GARD Taux de TVA dans les centres équestres : "Combien de nos cavaliers vont pouvoir continuer ?"
Ce lundi après-midi, les gérants de centres équestres du Vaucluse et du Gard ont laissé un temps leur cavalerie pour se donner rendez-vous à l'île Piot à Avignon. Ils ont marché jusqu'à la préfecture. La raison ? Ils veulent un taux de TVA harmonisé à 5,5 %.
La grande majorité des centres équestres et poney-clubs français sont des entreprises privées. Les gérants sont donc assujettis à la TVA. En 2014, l'État a dû se conformer à la législation européenne et a dû revoir les taux applicables à la filière équine. Depuis les structures équestres se soumettent à un régime de TVA "complexe et fragile du point de vue juridique", soulignent la Fédération française d'équitation (FFE) et le syndicat Groupement hippique national (GHN). L'enseignement de l'équitation sportive est taxé à 20 % tandis que l'utilisation des installations sportives et l'équitation scolaire est à 5,5 %.

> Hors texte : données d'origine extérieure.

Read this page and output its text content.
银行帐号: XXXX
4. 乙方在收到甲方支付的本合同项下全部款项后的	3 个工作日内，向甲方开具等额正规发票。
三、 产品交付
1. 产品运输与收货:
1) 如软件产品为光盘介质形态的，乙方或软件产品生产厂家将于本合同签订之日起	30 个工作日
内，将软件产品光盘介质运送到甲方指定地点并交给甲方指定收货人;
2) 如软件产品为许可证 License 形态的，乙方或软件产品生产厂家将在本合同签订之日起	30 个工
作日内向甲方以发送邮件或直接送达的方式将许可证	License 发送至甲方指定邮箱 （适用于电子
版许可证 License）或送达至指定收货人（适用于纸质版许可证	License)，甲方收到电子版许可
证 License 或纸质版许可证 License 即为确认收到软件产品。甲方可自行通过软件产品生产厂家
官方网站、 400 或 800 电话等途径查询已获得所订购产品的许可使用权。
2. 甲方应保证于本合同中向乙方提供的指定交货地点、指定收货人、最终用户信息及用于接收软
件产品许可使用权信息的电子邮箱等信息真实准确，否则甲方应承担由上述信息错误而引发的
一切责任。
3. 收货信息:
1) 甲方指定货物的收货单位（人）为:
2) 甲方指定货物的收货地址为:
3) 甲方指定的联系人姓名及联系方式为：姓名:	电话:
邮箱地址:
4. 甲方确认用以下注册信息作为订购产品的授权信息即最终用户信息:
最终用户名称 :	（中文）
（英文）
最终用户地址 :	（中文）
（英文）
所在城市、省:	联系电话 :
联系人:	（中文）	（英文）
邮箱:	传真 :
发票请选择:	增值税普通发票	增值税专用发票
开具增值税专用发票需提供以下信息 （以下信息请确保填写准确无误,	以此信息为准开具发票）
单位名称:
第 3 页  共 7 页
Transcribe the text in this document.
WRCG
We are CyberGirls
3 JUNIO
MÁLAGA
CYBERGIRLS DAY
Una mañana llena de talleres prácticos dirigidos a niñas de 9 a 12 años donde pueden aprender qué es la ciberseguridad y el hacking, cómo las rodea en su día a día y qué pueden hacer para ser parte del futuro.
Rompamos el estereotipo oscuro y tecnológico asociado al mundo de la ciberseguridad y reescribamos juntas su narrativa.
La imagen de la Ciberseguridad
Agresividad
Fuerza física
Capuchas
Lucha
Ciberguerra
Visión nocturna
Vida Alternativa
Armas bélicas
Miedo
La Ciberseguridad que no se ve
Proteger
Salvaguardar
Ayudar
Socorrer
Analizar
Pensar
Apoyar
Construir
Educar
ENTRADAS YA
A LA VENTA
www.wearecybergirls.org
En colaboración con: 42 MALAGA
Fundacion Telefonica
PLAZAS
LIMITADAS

Le 22 avril dernier, la Directive TVA a été révisée et "la France a l'opportunité de sécuriser le dispositif mis en place fin 2013". La filière veut le retour d'un seul taux à 5,5 % ce qui "sécuriser(ait) juridiquement les établissements équestres". Dans le flou pour l'heure, beaucoup de propriétaires de centres équestres et poney-clubs craignent a contrario un passage global définitif à un taux de TVA de 20 %. L'inquiétude est partagée par Ingrid, à la tête du Haras de Balouvière à Laudun-L'Ardoise depuis 15 ans, et par Audrey, propriétaire du centre équestre de Saint-Anthelme à Pujaut depuis 2009. La première compte une cinquantaine de chevaux dans sa structure, la seconde près de 90.
"À l'inverse des autres sports, c'est 7/7 jours"
Toutes deux souhaitent ardemment que le taux de TVA global repasse à 5,5 %, comme avant. D'autant que le contexte inflationniste fragilise déjà la situation des centres équestres : "On subit nous aussi les augmentations. Le prix du gasoil en hausse se répercute sur le coût des livraisons de foin (qui fait une mauvaise récolte à cause de la sécheresse cette année, NDLR). Dans mon cas, le foin a pris presque 100 € de plus la tonne. Les granulés, qu'on donne à manger aux chevaux et qui proviennent majoritairement d'Ukraine, ont aussi augmenté de 20 % peut-être... Sans compter qu'avec la nuit qui tombe tôt, on doit éclairer la carrière pour donner des cours le soir. On va bientôt recevoir la facture d'électricité aussi en hausse", listent les deux femmes.
Un taux de TVA à 20 % serait le coup de grâce. Audrey témoigne : "Il devient difficile de continuer à entretenir et développer correctement nos centres. (...) Quand le cours est fini, on ne se dit pas juste "À la semaine prochaine". À l'inverse des autres sports, c'est 7/7 jours et les poneys mangent même s'ils ne travaillent pas. C'est un métier dur, qui prend beaucoup d'énergie, de temps avec des marges déjà faibles."
"On est en train de transformer l'équitation en sport élitiste"
Pourtant l'équitation figure parmi les sports les plus pratiqués en France et compte 700 000 licenciés. Mais si le taux de TVA basculait à 20 %, beaucoup de propriétaires songent à augmenter les tarifs. C'est le cas de Marilyn et Perig, propriétaires depuis septembre du Haras du Nizon à Saint-Laurent-des-Arbres : "On pratique des prix abordables pour le plus grand nombre de gens. Mais si la TVA augmente, on va être obligé de le répercuter sur les licenciés. Actuellement, l'heure de cours est à 23 €, il faudrait au moins augmenter à 26 €. On réfléchit encore", lâchent-ils.
Tous ont à coeur de faire passer le bien-être de leur cavalerie avant tout et de pouvoir nourrir correctement et suffisamment. La Laudunoise Ingrid poursuit : "Cela fait trente ans que je fais ce métier et ce serait une grande réflexion. On n'est plus des agriculteurs mais des gestionnaires. Et l'équilibre est de plus en plus difficile à trouver. Si la TVA passait à 20 %, je devrais probablement réduire ma cavalerie et ne prendre plus qu'une apprentie au lieu de deux."
Elle aussi craint que la hausse des tarifs fasse fuir certains cavaliers : "Combien de nos clients vont pouvoir continuer ? Aujourd'hui, certaines familles se saignent déjà pour payer le poney à leur enfant. On est en train de transformer l'équitation en sport élitiste alors qu'on essaie de le démocratiser depuis des années. On repart en arrière." Pourtant "40 % des scolaires sont déjà passés dans un centre équestre. Au-delà du sport, nos structures ont un rôle social et d'inclusion", tonne Marie Moya du Groupe hippique national (GHR). Le syndicat a appelé à une manifestation nationale le 8 décembre à Paris.